Em algum ponto entre a crise do início da tarde e aquele almoço tardio, o clima de lua de mel foi restabelecido e eles estavam novamente no céu. Fazendo planos, conversando e muitas vezes simplesmente mergulhados nos olhos um do outro. Aliás, estes silêncios chegavam a durar alguns minutos e muitas vezes embaraçavam as pessoas ao redor.

Um grupo de turistas brasileiros que tinha entrado no pub fugindo da chuva, tomou coragem e decidiu aproximar-se da mesa. Jack recebeu-os bem, assinando autógrafos e posando para fotos. Clara por sua vez, pediu em português a eles que não postassem as fotos ou comentassem pela internet naquele momento, para que pudessem terminar a refeição em paz.

Eles atenderam ao pedido felizes por verem que seu ídolo de sempre estava namorando uma brasileira e imediatamente pediram convites para o show de Paris. Clara respondeu que estas coisas nunca chegavam às suas mãos, nem às de Jack e continuaram respondendo às perguntas dos fãs com muito bom humor.

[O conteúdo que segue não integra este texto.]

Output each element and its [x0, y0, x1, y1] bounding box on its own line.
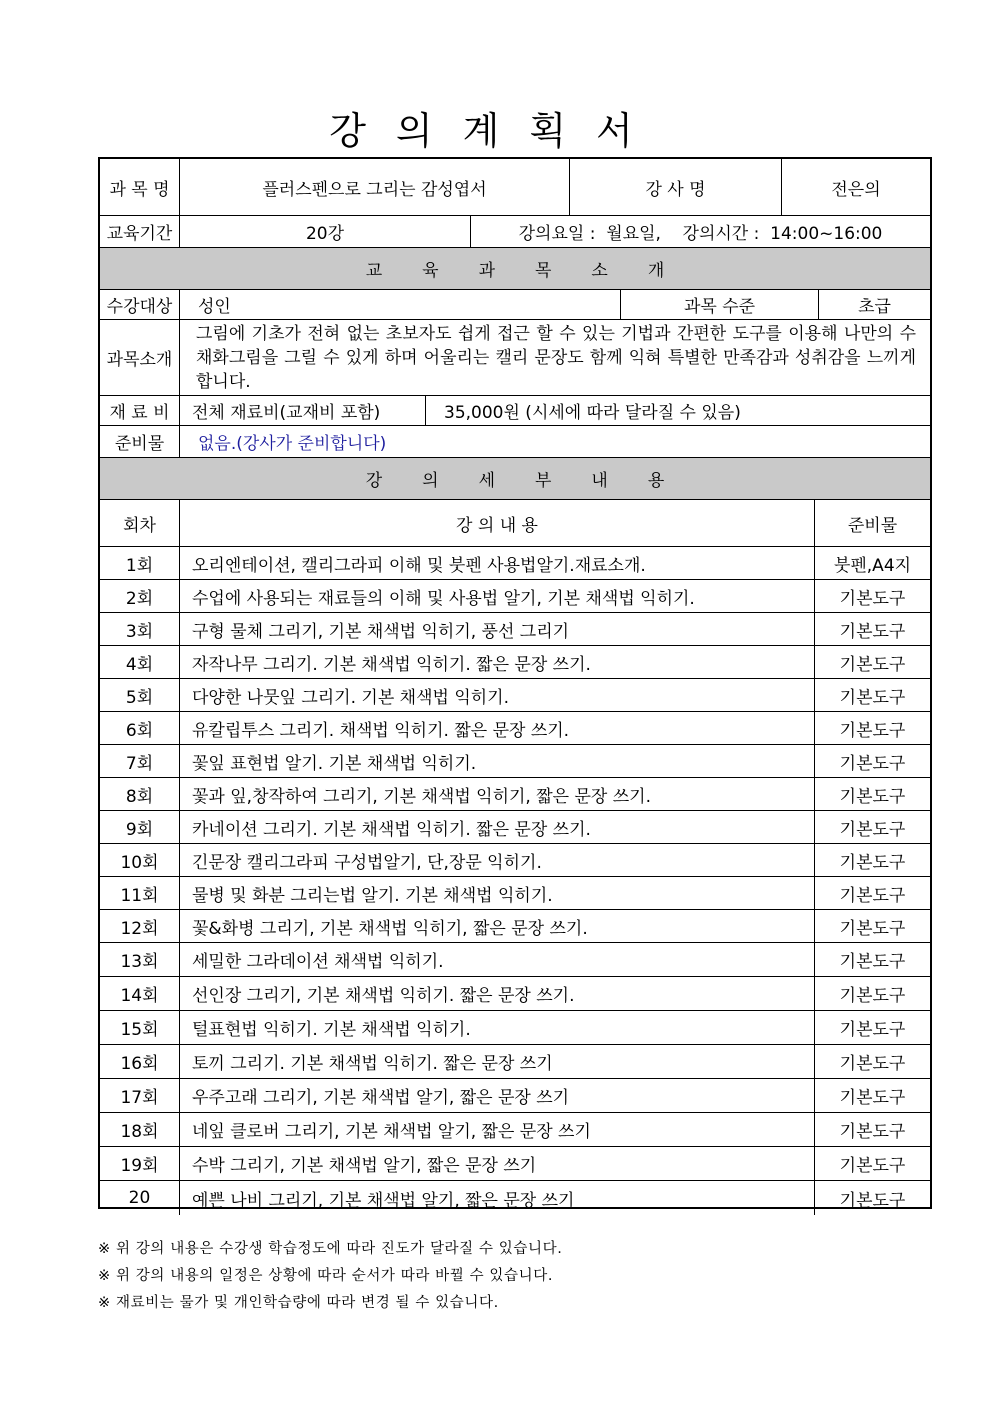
- session-content: 꽃&화병 그리기, 기본 채색법 익히기, 짧은 문장 쓰기.: [180, 910, 815, 942]
- section-details-header: [100, 458, 930, 500]
- table-row: [100, 943, 930, 977]
- session-content: 선인장 그리기, 기본 채색법 익히기. 짧은 문장 쓰기.: [180, 977, 815, 1010]
- session-content: 꽃과 잎,창작하여 그리기, 기본 채색법 익히기, 짧은 문장 쓰기.: [180, 778, 815, 810]
- session-content: 세밀한 그라데이션 채색법 익히기.: [180, 943, 815, 976]
- table-row: [100, 1011, 930, 1045]
- session-materials: 기본도구: [839, 885, 906, 906]
- session-materials: 기본도구: [839, 786, 906, 807]
- material-cost-value: 35,000원 (시세에 따라 달라질 수 있음): [444, 403, 741, 423]
- content-header: 강 의 내 용: [180, 500, 815, 546]
- session-materials: 기본도구: [839, 654, 906, 675]
- session-number: 4회: [100, 646, 180, 678]
- session-header: 회차: [100, 500, 180, 546]
- period-label: 교육기간: [100, 216, 180, 247]
- session-content: 토끼 그리기. 기본 채색법 익히기. 짧은 문장 쓰기: [180, 1045, 815, 1078]
- session-materials: 기본도구: [839, 588, 906, 609]
- session-number: 3회: [100, 613, 180, 645]
- session-number: 19회: [100, 1147, 180, 1180]
- materials-header: 준비물: [847, 515, 898, 536]
- preparation-row: [100, 426, 930, 458]
- target-value: 성인: [180, 290, 621, 319]
- session-content: 수업에 사용되는 재료들의 이해 및 사용법 알기, 기본 채색법 익히기.: [180, 580, 815, 612]
- notes-list: [98, 1236, 562, 1317]
- session-number: 2회: [100, 580, 180, 612]
- section-details-title: 강의세부내용: [365, 471, 705, 491]
- session-number: 14회: [100, 977, 180, 1010]
- session-content: 오리엔테이션, 캘리그라피 이해 및 붓펜 사용법알기.재료소개.: [180, 547, 815, 579]
- table-row: [100, 844, 930, 877]
- session-content: 다양한 나뭇잎 그리기. 기본 채색법 익히기.: [180, 679, 815, 711]
- note-item: ※ 재료비는 물가 및 개인학습량에 따라 변경 될 수 있습니다.: [98, 1295, 499, 1311]
- table-row: [100, 1079, 930, 1113]
- session-number: 15회: [100, 1011, 180, 1044]
- session-materials: 기본도구: [839, 1156, 906, 1176]
- instructor-label: 강 사 명: [570, 159, 782, 215]
- session-materials: 기본도구: [839, 687, 906, 708]
- session-materials: 붓펜,A4지: [833, 555, 912, 576]
- table-row: [100, 745, 930, 778]
- preparation-value: 없음.(강사가 준비합니다): [198, 434, 387, 454]
- table-row: [100, 910, 930, 943]
- session-content: 구형 물체 그리기, 기본 채색법 익히기, 풍선 그리기: [180, 613, 815, 645]
- table-row: [100, 877, 930, 910]
- table-row: [100, 679, 930, 712]
- material-cost-row: [100, 396, 930, 426]
- session-number: 13회: [100, 943, 180, 976]
- session-content: 자작나무 그리기. 기본 채색법 익히기. 짧은 문장 쓰기.: [180, 646, 815, 678]
- table-row: [100, 778, 930, 811]
- table-row: [100, 1181, 930, 1215]
- session-content: 물병 및 화분 그리는법 알기. 기본 채색법 익히기.: [180, 877, 815, 909]
- instructor-value: 전은의: [831, 179, 881, 200]
- session-materials: 기본도구: [839, 621, 906, 642]
- session-materials: 기본도구: [839, 1020, 906, 1040]
- session-materials: 기본도구: [839, 753, 906, 774]
- session-number: 16회: [100, 1045, 180, 1078]
- table-row: [100, 1045, 930, 1079]
- preparation-label: 준비물: [100, 426, 180, 457]
- session-materials: 기본도구: [839, 720, 906, 741]
- table-row: [100, 1147, 930, 1181]
- session-number: 5회: [100, 679, 180, 711]
- section-course-intro-title: 교육과목소개: [365, 261, 705, 281]
- session-number: 6회: [100, 712, 180, 744]
- session-materials: 기본도구: [839, 1122, 906, 1142]
- sessions-header-row: [100, 500, 930, 547]
- session-content: 수박 그리기, 기본 채색법 알기, 짧은 문장 쓰기: [180, 1147, 815, 1180]
- session-materials: 기본도구: [839, 852, 906, 873]
- period-value: 20강: [180, 216, 471, 247]
- session-materials: 기본도구: [839, 819, 906, 840]
- intro-text: 그림에 기초가 전혀 없는 초보자도 쉽게 접근 할 수 있는 기법과 간편한 도구를 이용해 나만의 수채화그림을 그릴 수 있게 하며 어울리는 캘리 문장도 함께 익혀 특별한 만족감과 성취감을 느끼게 합니다.: [196, 324, 916, 392]
- session-materials: 기본도구: [839, 952, 906, 972]
- session-content: 털표현법 익히기. 기본 채색법 익히기.: [180, 1011, 815, 1044]
- table-row: [100, 646, 930, 679]
- note-item: ※ 위 강의 내용은 수강생 학습정도에 따라 진도가 달라질 수 있습니다.: [98, 1241, 563, 1257]
- session-number: 7회: [100, 745, 180, 777]
- session-content: 꽃잎 표현법 알기. 기본 채색법 익히기.: [180, 745, 815, 777]
- session-content: 우주고래 그리기, 기본 채색법 알기, 짧은 문장 쓰기: [180, 1079, 815, 1112]
- session-materials: 기본도구: [839, 918, 906, 939]
- session-content: 카네이션 그리기. 기본 채색법 익히기. 짧은 문장 쓰기.: [180, 811, 815, 843]
- schedule-text: 강의요일 : 월요일, 강의시간 : 14:00~16:00: [518, 224, 883, 244]
- session-number: 1회: [100, 547, 180, 579]
- period-row: [100, 216, 930, 248]
- session-content: 유칼립투스 그리기. 채색법 익히기. 짧은 문장 쓰기.: [180, 712, 815, 744]
- table-row: [100, 712, 930, 745]
- table-row: [100, 580, 930, 613]
- session-content: 긴문장 캘리그라피 구성법알기, 단,장문 익히기.: [180, 844, 815, 876]
- session-number: 11회: [100, 877, 180, 909]
- lecture-plan-table: [98, 157, 932, 1209]
- session-number: 10회: [100, 844, 180, 876]
- session-number: 8회: [100, 778, 180, 810]
- intro-row: [100, 320, 930, 396]
- note-item: ※ 위 강의 내용의 일정은 상황에 따라 순서가 따라 바뀔 수 있습니다.: [98, 1268, 554, 1284]
- session-content: 예쁜 나비 그리기, 기본 채색법 알기, 짧은 문장 쓰기: [180, 1181, 815, 1215]
- session-content: 네잎 클로버 그리기, 기본 채색법 알기, 짧은 문장 쓰기: [180, 1113, 815, 1146]
- target-row: [100, 290, 930, 320]
- subject-value: 플러스펜으로 그리는 감성엽서: [180, 159, 570, 215]
- table-row: [100, 1113, 930, 1147]
- session-materials: 기본도구: [839, 1054, 906, 1074]
- document-title: 강의계획서: [329, 109, 663, 153]
- section-course-intro-header: [100, 248, 930, 290]
- level-label: 과목 수준: [621, 290, 819, 319]
- intro-label: 과목소개: [100, 320, 180, 395]
- session-number: 18회: [100, 1113, 180, 1146]
- material-cost-name: 전체 재료비(교재비 포함): [180, 396, 426, 425]
- session-number: 20: [100, 1181, 180, 1215]
- level-value: 초급: [858, 297, 891, 317]
- table-row: [100, 613, 930, 646]
- table-row: [100, 547, 930, 580]
- material-cost-label: 재 료 비: [100, 396, 180, 425]
- session-materials: 기본도구: [839, 986, 906, 1006]
- target-label: 수강대상: [100, 290, 180, 319]
- table-row: [100, 977, 930, 1011]
- session-number: 9회: [100, 811, 180, 843]
- subject-label: 과 목 명: [100, 159, 180, 215]
- session-materials: 기본도구: [839, 1088, 906, 1108]
- subject-row: [100, 159, 930, 216]
- session-number: 17회: [100, 1079, 180, 1112]
- session-materials: 기본도구: [839, 1190, 906, 1211]
- table-row: [100, 811, 930, 844]
- session-number: 12회: [100, 910, 180, 942]
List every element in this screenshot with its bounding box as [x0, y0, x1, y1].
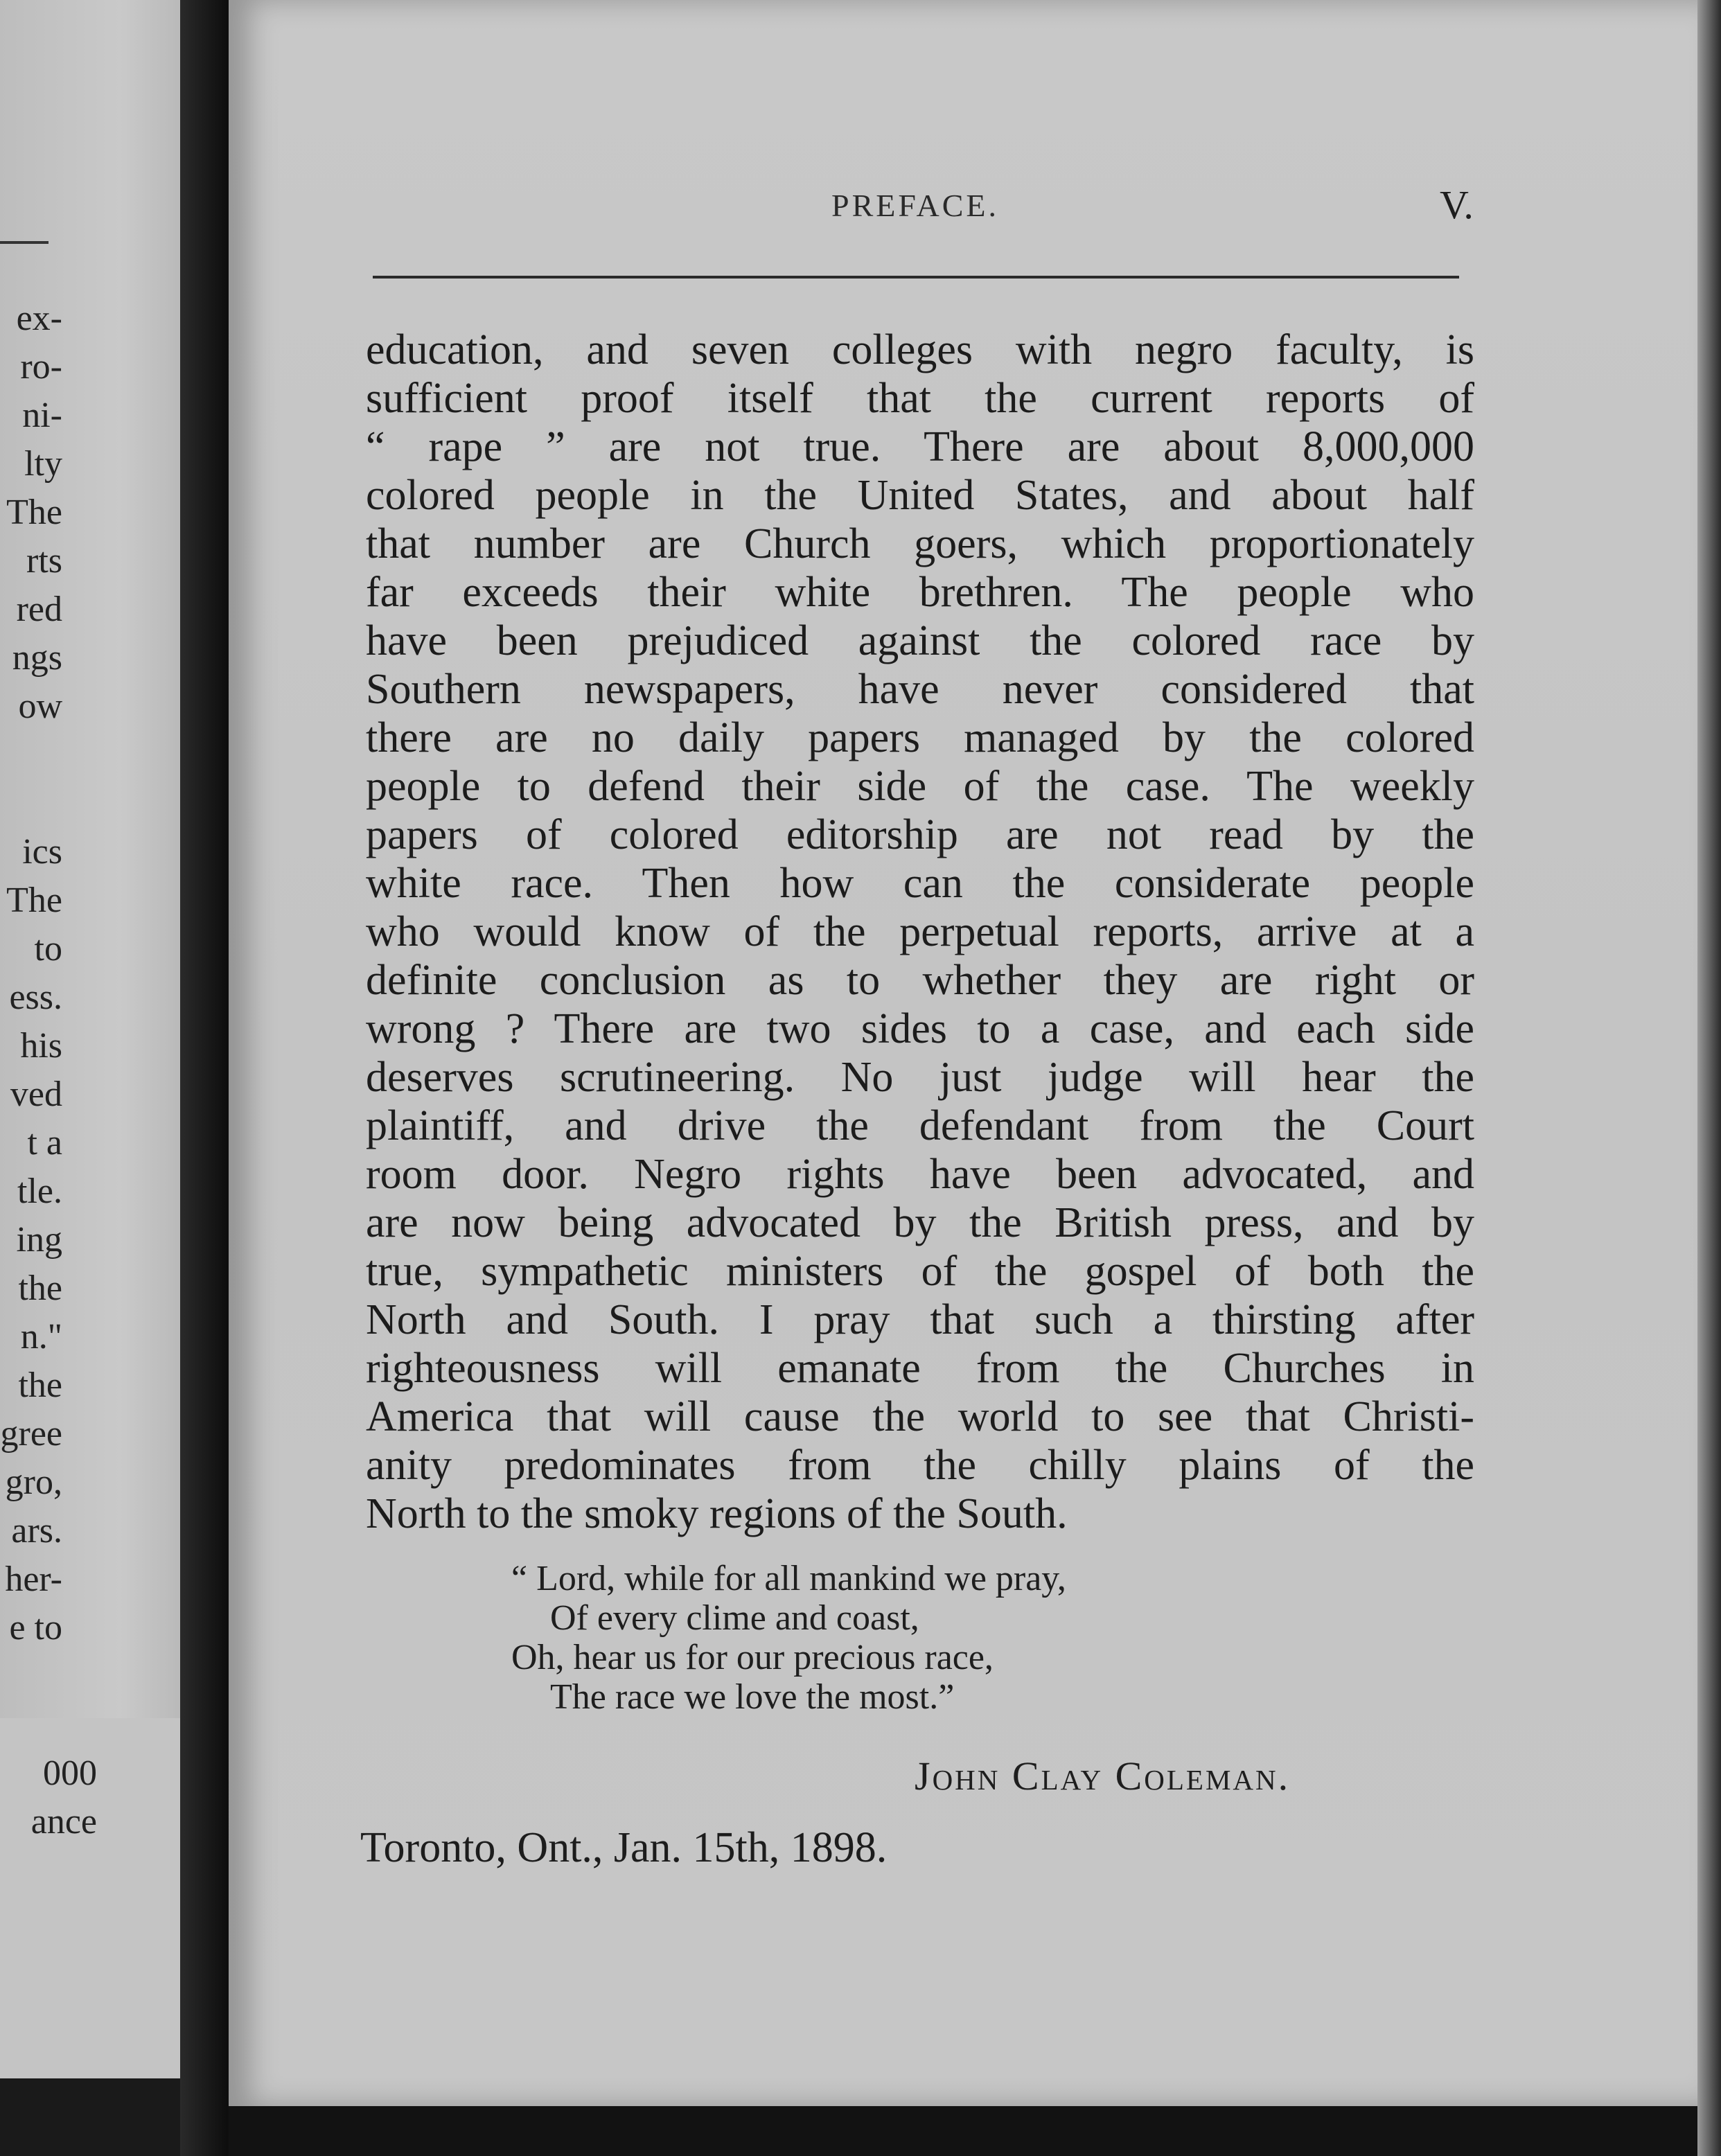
dateline: Toronto, Ont., Jan. 15th, 1898.: [360, 1824, 888, 1871]
body-line: colored people in the United States, and about half: [366, 472, 1474, 519]
right-page-edge: [1697, 0, 1721, 2156]
left-page-line: n.": [20, 1317, 62, 1357]
left-page-line: ars.: [11, 1511, 62, 1550]
body-line: are now being advocated by the British press, and by: [366, 1199, 1474, 1246]
left-page-line: ess.: [9, 978, 62, 1017]
left-page-line: The: [6, 881, 62, 920]
body-line: wrong ? There are two sides to a case, and each side: [366, 1005, 1474, 1052]
body-line: sufficient proof itself that the current reports of: [366, 375, 1474, 422]
left-page-line: e to: [9, 1608, 62, 1647]
left-page-line: ved: [10, 1075, 62, 1114]
left-page-line: ics: [22, 832, 62, 872]
body-line: North and South. I pray that such a thirsting after: [366, 1296, 1474, 1343]
left-page-line: ro-: [20, 347, 62, 387]
body-line: Southern newspapers, have never considered that: [366, 666, 1474, 713]
bottom-shadow: [229, 2106, 1721, 2156]
body-line: anity predominates from the chilly plains of the: [366, 1442, 1474, 1489]
left-page-line: lty: [24, 444, 62, 484]
header-rule: [373, 276, 1459, 279]
body-line: papers of colored editorship are not read by the: [366, 811, 1474, 858]
left-page-line: ex-: [16, 299, 62, 338]
page-number: V.: [1440, 182, 1474, 227]
left-page-line: the: [18, 1366, 62, 1405]
body-line: righteousness will emanate from the Churches in: [366, 1345, 1474, 1392]
body-line: there are no daily papers managed by the colored: [366, 714, 1474, 761]
left-page-line: ing: [16, 1220, 62, 1260]
left-page-line: red: [16, 590, 62, 629]
left-page-line: t a: [27, 1123, 62, 1163]
left-page-line: gro,: [5, 1463, 62, 1502]
body-line: plaintiff, and drive the defendant from the Court: [366, 1102, 1474, 1149]
body-line: people to defend their side of the case. The weekly: [366, 763, 1474, 810]
left-page-line: gree: [0, 1414, 62, 1453]
left-page-rule: [0, 241, 48, 244]
body-line: America that will cause the world to see that Christi-: [366, 1393, 1474, 1440]
left-page-line: 000: [43, 1753, 97, 1793]
left-page-line: ance: [30, 1802, 97, 1841]
left-page-line: rts: [26, 541, 62, 581]
body-line: that number are Church goers, which proportionately: [366, 520, 1474, 567]
body-line: far exceeds their white brethren. The people who: [366, 569, 1474, 616]
body-line: definite conclusion as to whether they are right or: [366, 957, 1474, 1004]
body-line: room door. Negro rights have been advocated, and: [366, 1151, 1474, 1198]
poem-line: “ Lord, while for all mankind we pray,: [511, 1559, 1066, 1598]
preface-page: [229, 0, 1697, 2106]
left-page-line: his: [20, 1026, 62, 1066]
left-page-line: ngs: [12, 638, 62, 678]
hymn-quotation: [511, 1559, 1273, 1717]
body-line: North to the smoky regions of the South.: [366, 1490, 1068, 1537]
left-page-line: ni-: [22, 396, 62, 435]
left-page-line: her-: [5, 1559, 62, 1599]
author-signature: John Clay Coleman.: [915, 1753, 1291, 1799]
running-head: PREFACE.: [831, 188, 1000, 223]
left-page-line: to: [34, 929, 62, 969]
body-line: education, and seven colleges with negro faculty, is: [366, 326, 1474, 373]
left-page-line: ow: [18, 687, 62, 726]
body-line: who would know of the perpetual reports, arrive at a: [366, 908, 1474, 955]
body-line: “ rape ” are not true. There are about 8,000,000: [366, 423, 1474, 470]
body-line: deserves scrutineering. No just judge will hear the: [366, 1054, 1474, 1101]
body-line: have been prejudiced against the colored race by: [366, 617, 1474, 664]
body-line: white race. Then how can the considerate people: [366, 860, 1474, 907]
preface-body: [366, 326, 1474, 1538]
left-page-line: The: [6, 493, 62, 532]
poem-line: Of every clime and coast,: [550, 1598, 919, 1638]
left-page-line: tle.: [17, 1172, 62, 1211]
body-line: true, sympathetic ministers of the gospel of both the: [366, 1248, 1474, 1295]
poem-line: Oh, hear us for our precious race,: [511, 1638, 994, 1677]
poem-line: The race we love the most.”: [550, 1677, 955, 1717]
left-page-line: the: [18, 1269, 62, 1308]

Mas quando a chuva diminuiu, Jack e Clara se despediram e saíram rapidamente do pub. Ainda chovia, eles não tinham guarda-chuva e iriam chegar encharcados ao hotel, mesmo assim, andaram de volta abraçados, sem a mínima preocupação.

- Mais uma vez, você me faz andar na chuva, menininha. - disse Jack rindo no caminho.

- É só água, amor... Vamos, lá no hotel, nós tomamos um banho quentinho e depois eu seco seus cabelos com o secador.

- Hum... Gostei muito da ideia! Vamos apressar o passo que a gente chega mais rápido.